Activation of the median preoptic nucleus leads to stimulation of the paraventricular nucleus (PVN). The afferents to this area are glutamatergic, or use glutamate as their primary neurotransmitter, although angiotensin II produces a similar response, and result in sympathoexcitation of the PVN. This was confirmed by the use of a glutamate receptor antagonist in the PVN, which inhibited this response as a result of the activation of the MnPn. Thus, glutamate bound to receptors is necessary for the activation of these neurons in the median preoptic nucleus and the activation of the paraventricular nucleus. The activation of the PVN via this glutamatergic mechanism results in increased activity of renal sympathetic nerve pathways as well as heart rate and mean arterial pressure.

==Role in homeostatic regulation of sleep==
Anatomical and electrophysiological experiments on adult rats show an important role is for the median preoptic nucleus in the production of sleep. The first evidence of this was an observation that damage to this area caused insomnia in human patients. Current experiments using c-Fos expression as a marker for activation of neurons during sleep shows a dichotomy of function in sleep promotion and maintenance between the ventrolateral preoptic nucleus and the median preoptic nucleus. Evidence suggests that GABAergic neurons in the median preoptic nucleus play a role in the promotion of the onset of sleep, while neurons in the ventrolateral preoptic nucleus play a role in the maintenance of sleep. While the idea of a complete separation of function between these two nuclei is an attractive one, it is more likely a question of degree of involvement of these two nuclei in the onset and maintenance of sleep, rather than playing completely separate roles. It is likely that the MnPn plays an important, but not exclusive, role in the onset of sleep, while the VLPO plays a more important role in the maintenance of sleep. Both areas project to wake-active areas of the brain. There is also a dense, bidirectional neuronal projection between the median preoptic nucleus and the ventrolateral preoptic nucleus. These existence of inhibitory projections between the ventrolaternal preoptic nucleus and the median preoptic nucleus suggests shared function and a regulatory relationship between the two nuclei.

===Non-REM sleep===
The promotion of sleep by GABAergic neurons in the median preoptic area is most closely associated with NREM, or quiet sleep.
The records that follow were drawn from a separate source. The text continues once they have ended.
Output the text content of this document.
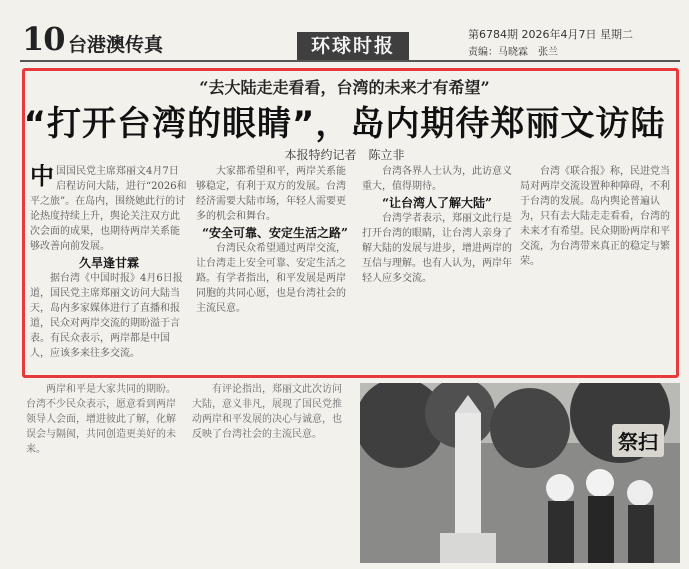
10 台港澳传真	环球时报
第6784期 2026年4月7日 星期二
责编：马晓霖　张兰
“去大陆走走看看，台湾的未来才有希望”
“打开台湾的眼睛”，岛内期待郑丽文访陆
本报特约记者　陈立非

中国国民党主席郑丽文4月7日启程访问大陆，进行“2026和平之旅”。在岛内，围绕她此行的讨论热度持续上升，舆论关注双方此次会面的成果，也期待两岸关系能够改善向前发展。

久旱逢甘霖

据台湾《中国时报》4月6日报道，国民党主席郑丽文访问大陆当天，岛内多家媒体进行了直播和报道，民众对两岸交流的期盼溢于言表。有民众表示，两岸都是中国人，应该多来往多交流。

大家都希望和平，两岸关系能够稳定，有利于双方的发展。台湾经济需要大陆市场，年轻人需要更多的机会和舞台。

“安全可靠、安定生活之路”

台湾民众希望通过两岸交流，让台湾走上安全可靠、安定生活之路。有学者指出，和平发展是两岸同胞的共同心愿，也是台湾社会的主流民意。

台湾各界人士认为，此访意义重大，值得期待。

“让台湾人了解大陆”

台湾学者表示，郑丽文此行是打开台湾的眼睛，让台湾人亲身了解大陆的发展与进步，增进两岸的互信与理解。也有人认为，两岸年轻人应多交流。

台湾《联合报》称，民进党当局对两岸交流设置种种障碍，不利于台湾的发展。岛内舆论普遍认为，只有去大陆走走看看，台湾的未来才有希望。民众期盼两岸和平交流，为台湾带来真正的稳定与繁荣。

两岸和平是大家共同的期盼。台湾不少民众表示，愿意看到两岸领导人会面，增进彼此了解，化解误会与隔阂，共同创造更美好的未来。

有评论指出，郑丽文此次访问大陆，意义非凡，展现了国民党推动两岸和平发展的决心与诚意，也反映了台湾社会的主流民意。	祭扫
The amount of time spent in NREM sleep increases with the number of activated GABA receptors in the median preoptic area, as demonstrated by increased time in NREM sleep in response to microinjections of GABA agonists into the median preoptic area of cats. Time spent in REM sleep did not increase, and control injections decreased time spent in both NREM and REM sleep.
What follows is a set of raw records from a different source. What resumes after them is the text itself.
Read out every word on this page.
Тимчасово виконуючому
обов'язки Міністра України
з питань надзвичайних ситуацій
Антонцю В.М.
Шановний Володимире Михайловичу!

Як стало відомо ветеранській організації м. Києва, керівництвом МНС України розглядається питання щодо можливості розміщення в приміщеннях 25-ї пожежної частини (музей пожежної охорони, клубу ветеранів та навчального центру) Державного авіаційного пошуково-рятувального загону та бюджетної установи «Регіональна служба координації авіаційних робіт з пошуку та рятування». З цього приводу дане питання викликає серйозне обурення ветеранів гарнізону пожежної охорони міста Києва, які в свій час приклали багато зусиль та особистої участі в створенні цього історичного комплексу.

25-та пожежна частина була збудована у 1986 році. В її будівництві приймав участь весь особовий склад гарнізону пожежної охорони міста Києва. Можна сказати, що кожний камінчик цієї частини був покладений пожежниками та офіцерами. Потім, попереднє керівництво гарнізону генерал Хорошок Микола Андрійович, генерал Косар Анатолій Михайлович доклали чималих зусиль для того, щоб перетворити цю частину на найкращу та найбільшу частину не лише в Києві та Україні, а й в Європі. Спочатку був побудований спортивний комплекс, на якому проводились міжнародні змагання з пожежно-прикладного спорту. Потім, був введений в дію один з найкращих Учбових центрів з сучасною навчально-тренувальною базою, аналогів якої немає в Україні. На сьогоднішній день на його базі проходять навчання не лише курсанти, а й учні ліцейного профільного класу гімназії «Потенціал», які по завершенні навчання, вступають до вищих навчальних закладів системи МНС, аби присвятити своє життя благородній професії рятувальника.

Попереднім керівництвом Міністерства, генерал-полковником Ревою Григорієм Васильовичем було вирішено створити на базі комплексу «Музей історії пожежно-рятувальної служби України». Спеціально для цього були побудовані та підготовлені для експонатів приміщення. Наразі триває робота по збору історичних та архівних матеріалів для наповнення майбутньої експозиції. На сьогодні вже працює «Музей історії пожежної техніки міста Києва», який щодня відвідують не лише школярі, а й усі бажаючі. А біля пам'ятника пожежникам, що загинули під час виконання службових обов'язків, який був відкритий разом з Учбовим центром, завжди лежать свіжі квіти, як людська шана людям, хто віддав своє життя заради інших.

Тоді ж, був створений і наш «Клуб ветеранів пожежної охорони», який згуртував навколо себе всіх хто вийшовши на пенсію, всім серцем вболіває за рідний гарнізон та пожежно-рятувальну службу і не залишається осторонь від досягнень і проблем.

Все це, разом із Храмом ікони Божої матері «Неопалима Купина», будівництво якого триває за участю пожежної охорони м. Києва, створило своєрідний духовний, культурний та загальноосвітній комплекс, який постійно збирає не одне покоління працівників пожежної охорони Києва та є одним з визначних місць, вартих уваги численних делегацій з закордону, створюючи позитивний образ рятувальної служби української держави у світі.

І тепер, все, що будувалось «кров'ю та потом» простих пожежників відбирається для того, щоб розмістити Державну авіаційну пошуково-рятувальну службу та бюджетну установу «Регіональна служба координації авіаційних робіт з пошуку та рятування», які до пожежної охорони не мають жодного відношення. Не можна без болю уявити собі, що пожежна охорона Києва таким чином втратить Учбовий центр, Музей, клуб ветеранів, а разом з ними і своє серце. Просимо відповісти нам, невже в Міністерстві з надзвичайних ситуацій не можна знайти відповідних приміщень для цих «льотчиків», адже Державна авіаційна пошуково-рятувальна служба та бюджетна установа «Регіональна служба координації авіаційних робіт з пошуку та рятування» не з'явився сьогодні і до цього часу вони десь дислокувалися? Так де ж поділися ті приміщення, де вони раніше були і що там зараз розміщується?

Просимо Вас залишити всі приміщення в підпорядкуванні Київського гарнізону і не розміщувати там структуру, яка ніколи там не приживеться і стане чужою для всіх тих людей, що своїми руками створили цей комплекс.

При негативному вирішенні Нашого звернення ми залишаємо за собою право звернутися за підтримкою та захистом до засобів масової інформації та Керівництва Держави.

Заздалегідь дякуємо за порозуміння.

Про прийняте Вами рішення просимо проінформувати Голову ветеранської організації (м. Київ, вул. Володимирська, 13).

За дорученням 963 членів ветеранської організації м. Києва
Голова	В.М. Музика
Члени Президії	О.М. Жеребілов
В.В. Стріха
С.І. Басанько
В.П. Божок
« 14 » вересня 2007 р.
===Relationship with the VLPO===
The ventrolateral (VLPO) and median preoptic (MnPn) nuclei promote sleep through GABAergic neuronal projections to wake-active areas of the brain. Activation of the neurons in the VLPO and MnPn leads to increased concentrations of the primary inhibitory neurotransmitter, GABA, in wakefulness areas of the brain, such as the tuberomammillary nucleus and the locus coeruleus. This leads to the inhibition of cholinergic, noradrenergic and serotonergic activity in these areas. Noradrenergic projections from wake-promoting areas inhibit sleep-promoting areas, establishing a "reciprocal inhibitory interaction" between sleep and wakefulness areas which leads to the regulation of sleep patterns. The mechanism for the activation of the sleep-promoting neurons in the VLPO and MnPn has not been well defined, however, it has been shown that afferent inputs from the MnPO activate VLPO neuronal networks by disinhibition. Moreover, it has also been suggested that the suprachiasmatic nucleus may play a role, as well as simply decreased sensory input at the onset of sleepiness.